さらに、ログインウィンドウでも同様に、以前のMacのローカルパスワードを要求します。

IdPのパスワードとMacのローカルパスワードが異なっていた場合の以前のMacのローカルパスワードの確認ダイアログ IdPのパスワードとMacのローカルパスワードが異なっていた場合のKeychainの更新

しかし、以前のMacのローカルパスワードが分からない場合は、XCredsが以前のMacのローカルパスワードを要求するダイアログが出続けてしまいます。 FileVaultが解除されていない場合は、合わせてJamf Proに保存されているリカバリーキーで暗号化を解除します。

Jamf Proにおけるインベントリのディスク暗号化項目

FileVaultの暗号化が解除されれば、Jamf Proなどのポリシーが動作するため、Jamf Proのローカルアカウントのポリシーを使用して、Macのローカルパスワードがリセットできます。2

Jamf Proにおけるポリシーのローカルアカウント項目のローカルパスワードリセット設定

これらを組み合わせることで、以前のMacのローカルパスワードが分からない場合でも、復旧が可能です。

終わりに

XCredsについて解説するとともに、ゼロタッチデプロイにおいてXCredsが機能するかを検証してみました。

XCredsはIdPを介してMacにログインするための最低限の機能を有していることがわかりました。

ただ、Jamf Connectは有償なだけあり、リリースノートなどを見る限り、高機能かつ、UXも洗練されているように見受けられるという印象を受けます。

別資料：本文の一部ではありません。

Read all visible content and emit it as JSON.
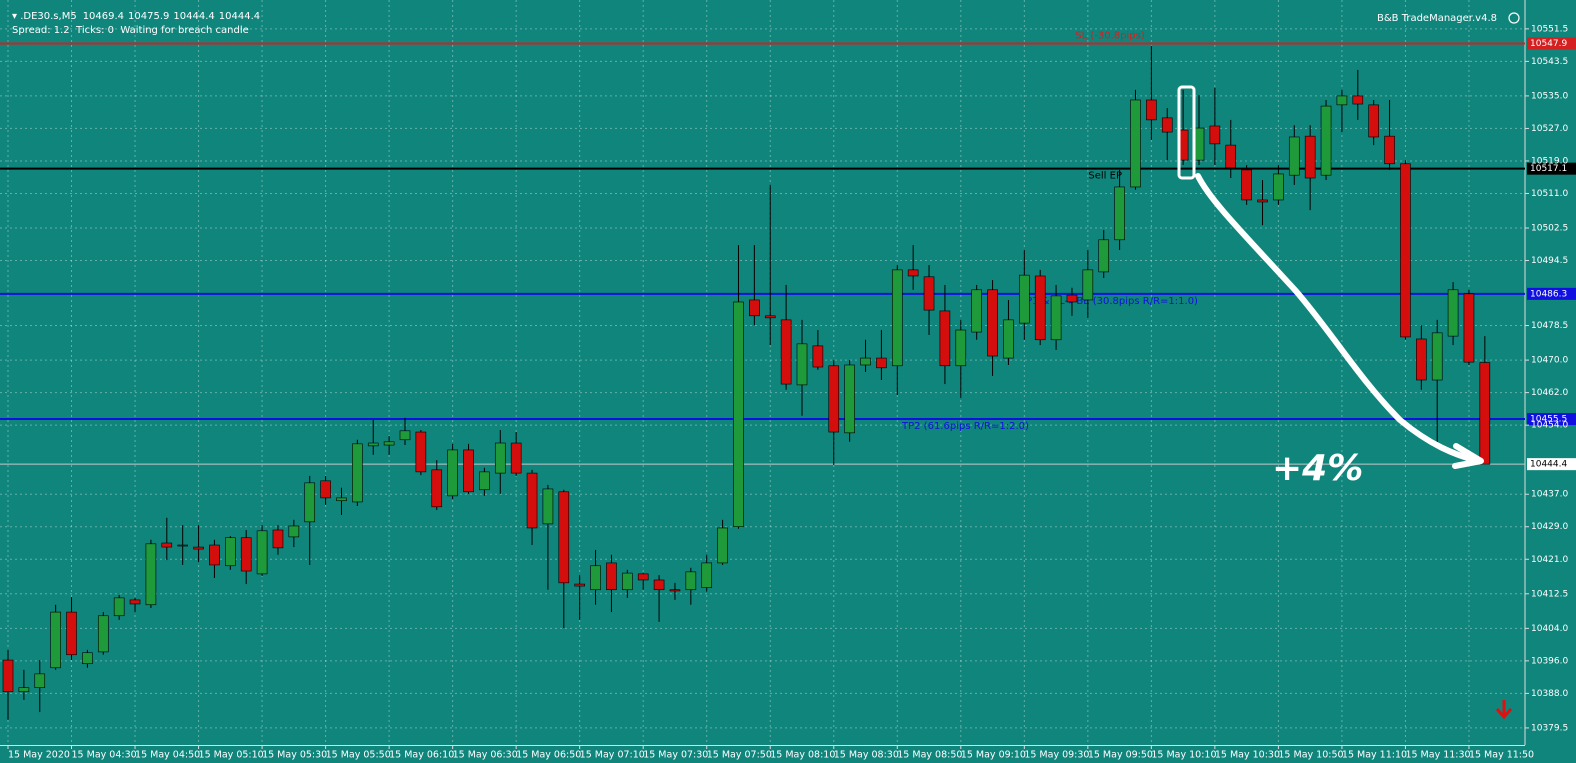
{
  "chart_data": {
    "type": "candlestick",
    "symbol": ".DE30.s,M5",
    "status": "Spread: 1.2  Ticks: 0  Waiting for breach candle",
    "indicator": "B&B TradeManager.v4.8",
    "annotation": "+4%",
    "up_color": "#1e9a3a",
    "down_color": "#d40d0d",
    "categories": [
      "15 May 2020",
      null,
      null,
      null,
      "15 May 04:30",
      null,
      null,
      null,
      "15 May 04:50",
      null,
      null,
      null,
      "15 May 05:10",
      null,
      null,
      null,
      "15 May 05:30",
      null,
      null,
      null,
      "15 May 05:50",
      null,
      null,
      null,
      "15 May 06:10",
      null,
      null,
      null,
      "15 May 06:30",
      null,
      null,
      null,
      "15 May 06:50",
      null,
      null,
      null,
      "15 May 07:10",
      null,
      null,
      null,
      "15 May 07:30",
      null,
      null,
      null,
      "15 May 07:50",
      null,
      null,
      null,
      "15 May 08:10",
      null,
      null,
      null,
      "15 May 08:30",
      null,
      null,
      null,
      "15 May 08:50",
      null,
      null,
      null,
      "15 May 09:10",
      null,
      null,
      null,
      "15 May 09:30",
      null,
      null,
      null,
      "15 May 09:50",
      null,
      null,
      null,
      "15 May 10:10",
      null,
      null,
      null,
      "15 May 10:30",
      null,
      null,
      null,
      "15 May 10:50",
      null,
      null,
      null,
      "15 May 11:10",
      null,
      null,
      null,
      "15 May 11:30",
      null,
      null,
      null,
      "15 May 11:50",
      null
    ],
    "open": [
      10396.2,
      10388.4,
      10389.4,
      10394.3,
      10408.0,
      10395.3,
      10398.2,
      10407.1,
      10411.0,
      10409.8,
      10425.0,
      10424.5,
      10424.0,
      10424.5,
      10419.4,
      10426.3,
      10417.4,
      10428.2,
      10426.5,
      10430.2,
      10440.3,
      10435.4,
      10435.1,
      10448.9,
      10449.1,
      10450.4,
      10452.3,
      10443.0,
      10436.6,
      10447.9,
      10438.1,
      10442.2,
      10449.6,
      10442.2,
      10429.7,
      10437.6,
      10414.9,
      10413.5,
      10420.1,
      10413.5,
      10417.4,
      10415.9,
      10413.5,
      10413.5,
      10414.0,
      10420.1,
      10429.0,
      10484.8,
      10480.9,
      10479.9,
      10463.9,
      10473.5,
      10468.6,
      10452.1,
      10468.8,
      10470.5,
      10468.6,
      10492.2,
      10490.5,
      10482.1,
      10468.6,
      10476.9,
      10487.3,
      10470.5,
      10479.1,
      10490.7,
      10475.0,
      10486.0,
      10484.8,
      10491.7,
      10499.6,
      10512.6,
      10534.0,
      10529.6,
      10526.6,
      10519.2,
      10527.6,
      10522.9,
      10516.8,
      10509.4,
      10509.4,
      10515.5,
      10525.1,
      10515.5,
      10532.8,
      10535.0,
      10532.8,
      10525.1,
      10518.3,
      10475.2,
      10465.1,
      10475.9,
      10486.3,
      10469.4
    ],
    "high": [
      10398.7,
      10393.8,
      10396.2,
      10409.8,
      10411.7,
      10398.7,
      10408.0,
      10412.2,
      10411.5,
      10425.8,
      10431.2,
      10429.4,
      10429.4,
      10425.8,
      10426.7,
      10428.2,
      10429.4,
      10429.4,
      10430.7,
      10441.5,
      10441.5,
      10438.6,
      10450.4,
      10455.3,
      10451.3,
      10455.8,
      10452.8,
      10445.4,
      10449.4,
      10449.4,
      10443.5,
      10452.8,
      10452.3,
      10443.0,
      10439.3,
      10438.1,
      10417.1,
      10423.3,
      10422.1,
      10418.4,
      10417.6,
      10417.1,
      10415.2,
      10418.9,
      10422.1,
      10430.7,
      10498.3,
      10498.3,
      10513.1,
      10488.5,
      10479.9,
      10477.4,
      10470.0,
      10470.0,
      10475.0,
      10477.4,
      10493.4,
      10498.3,
      10493.4,
      10488.5,
      10479.9,
      10488.5,
      10489.7,
      10484.8,
      10497.1,
      10492.2,
      10488.5,
      10487.8,
      10497.1,
      10502.0,
      10516.8,
      10536.5,
      10547.3,
      10532.0,
      10536.5,
      10535.2,
      10537.0,
      10529.1,
      10518.0,
      10514.3,
      10518.0,
      10527.8,
      10527.8,
      10534.0,
      10536.5,
      10541.4,
      10534.0,
      10534.0,
      10519.2,
      10478.6,
      10479.9,
      10489.2,
      10487.3,
      10475.9
    ],
    "low": [
      10381.5,
      10386.4,
      10383.4,
      10393.8,
      10396.2,
      10394.3,
      10397.5,
      10406.1,
      10408.0,
      10409.0,
      10420.8,
      10419.6,
      10420.3,
      10416.4,
      10418.4,
      10414.9,
      10416.9,
      10422.1,
      10424.0,
      10419.6,
      10434.4,
      10431.9,
      10434.1,
      10446.7,
      10446.7,
      10449.1,
      10441.7,
      10433.1,
      10435.8,
      10437.1,
      10436.6,
      10437.1,
      10441.5,
      10424.5,
      10413.5,
      10404.1,
      10406.1,
      10409.8,
      10408.0,
      10411.5,
      10413.5,
      10405.6,
      10411.0,
      10409.8,
      10413.0,
      10419.6,
      10428.5,
      10478.6,
      10473.7,
      10462.7,
      10456.3,
      10467.6,
      10444.2,
      10449.9,
      10467.1,
      10465.1,
      10461.4,
      10487.3,
      10476.2,
      10464.1,
      10460.7,
      10475.0,
      10466.1,
      10468.8,
      10475.0,
      10473.7,
      10472.5,
      10480.9,
      10480.4,
      10490.2,
      10497.1,
      10511.9,
      10524.2,
      10519.2,
      10518.0,
      10518.0,
      10518.0,
      10514.8,
      10508.2,
      10503.2,
      10508.2,
      10513.1,
      10506.9,
      10514.3,
      10526.1,
      10529.1,
      10522.9,
      10516.8,
      10475.0,
      10462.7,
      10449.1,
      10473.7,
      10468.8,
      10444.4
    ],
    "close": [
      10388.4,
      10389.4,
      10392.8,
      10408.0,
      10397.5,
      10398.0,
      10407.1,
      10411.5,
      10410.0,
      10424.8,
      10424.0,
      10424.4,
      10423.5,
      10419.6,
      10426.3,
      10418.1,
      10428.0,
      10423.8,
      10429.2,
      10439.8,
      10436.1,
      10436.1,
      10449.4,
      10449.6,
      10449.9,
      10452.6,
      10442.5,
      10433.9,
      10447.9,
      10437.6,
      10442.5,
      10449.6,
      10442.2,
      10428.7,
      10438.3,
      10415.2,
      10414.4,
      10419.4,
      10413.5,
      10417.6,
      10415.9,
      10413.5,
      10413.2,
      10417.9,
      10420.1,
      10428.7,
      10484.3,
      10480.9,
      10480.4,
      10464.1,
      10474.0,
      10468.3,
      10452.3,
      10468.8,
      10470.5,
      10468.1,
      10492.2,
      10490.7,
      10482.3,
      10468.6,
      10477.4,
      10487.3,
      10471.0,
      10479.9,
      10490.9,
      10475.0,
      10485.8,
      10484.3,
      10492.2,
      10499.6,
      10512.6,
      10534.0,
      10529.1,
      10526.1,
      10519.2,
      10527.1,
      10523.2,
      10517.3,
      10509.4,
      10508.9,
      10515.8,
      10524.9,
      10514.8,
      10532.5,
      10535.0,
      10533.0,
      10524.9,
      10518.3,
      10475.7,
      10465.1,
      10476.7,
      10487.3,
      10469.5,
      10444.4
    ],
    "hlines": [
      {
        "name": "SL (-30.8pips)",
        "value": 10547.9,
        "color": "#d42020"
      },
      {
        "name": "Sell EP",
        "value": 10517.1,
        "color": "#000000"
      },
      {
        "name": "TP1 & SL->BE (30.8pips R/R=1:1.0)",
        "value": 10486.3,
        "color": "#1010e0"
      },
      {
        "name": "TP2 (61.6pips R/R=1:2.0)",
        "value": 10455.5,
        "color": "#1010e0"
      }
    ],
    "ylim": [
      10375.3,
      10558.6
    ],
    "yticks": [
      10379.5,
      {
        "value": 10388,
        "label": "10388.0"
      },
      {
        "value": 10396,
        "label": "10396.0"
      },
      {
        "value": 10404,
        "label": "10404.0"
      },
      10412.5,
      {
        "value": 10421,
        "label": "10421.0"
      },
      {
        "value": 10429,
        "label": "10429.0"
      },
      {
        "value": 10437,
        "label": "10437.0"
      },
      {
        "value": 10454,
        "label": "10454.0"
      },
      {
        "value": 10462,
        "label": "10462.0"
      },
      {
        "value": 10470,
        "label": "10470.0"
      },
      10478.5,
      10494.5,
      10502.5,
      {
        "value": 10511,
        "label": "10511.0"
      },
      {
        "value": 10519,
        "label": "10519.0"
      },
      {
        "value": 10527,
        "label": "10527.0"
      },
      {
        "value": 10535,
        "label": "10535.0"
      },
      10543.5,
      10551.5
    ],
    "grid": true
  }
}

また、macOS Venturaから導入予定のPlatform Single Sign-onとも競合する可能性があります。 お使いのIdPがPlatform Single Sign-onをサポートする場合は、そちらを使用するのが良い可能性があります。 ただ、もしIdPのサポートが実施されない、またはサポートに時間がかかる場合は、XCredsが引き続き有効な手段となると思いました。

XCredsやJamf Connect(おそらくPlatform Single Sign-onも)すべてに言えることですが、これらを導入してもFileVaultの解除がパスワードおよびリカバリーキーのみしかサポートしていないため、パスワードレスになるわけではありません。 あくまで、複数のパスワードを覚える必要がなくなり、エンドユーザーの体験が向上するだけであることに注意が必要です。

  1. XCredsのVersion2.0を使用すると、macOS Big Sur環境ではアプリケーションが動作しません。未確認ですが、PreBeta版では修正されている模様です。 

  2. ローカルパスワードをリセットすると、Keychainも再生成されるため、Keychainに保存されていた値にはアクセスできなくなります。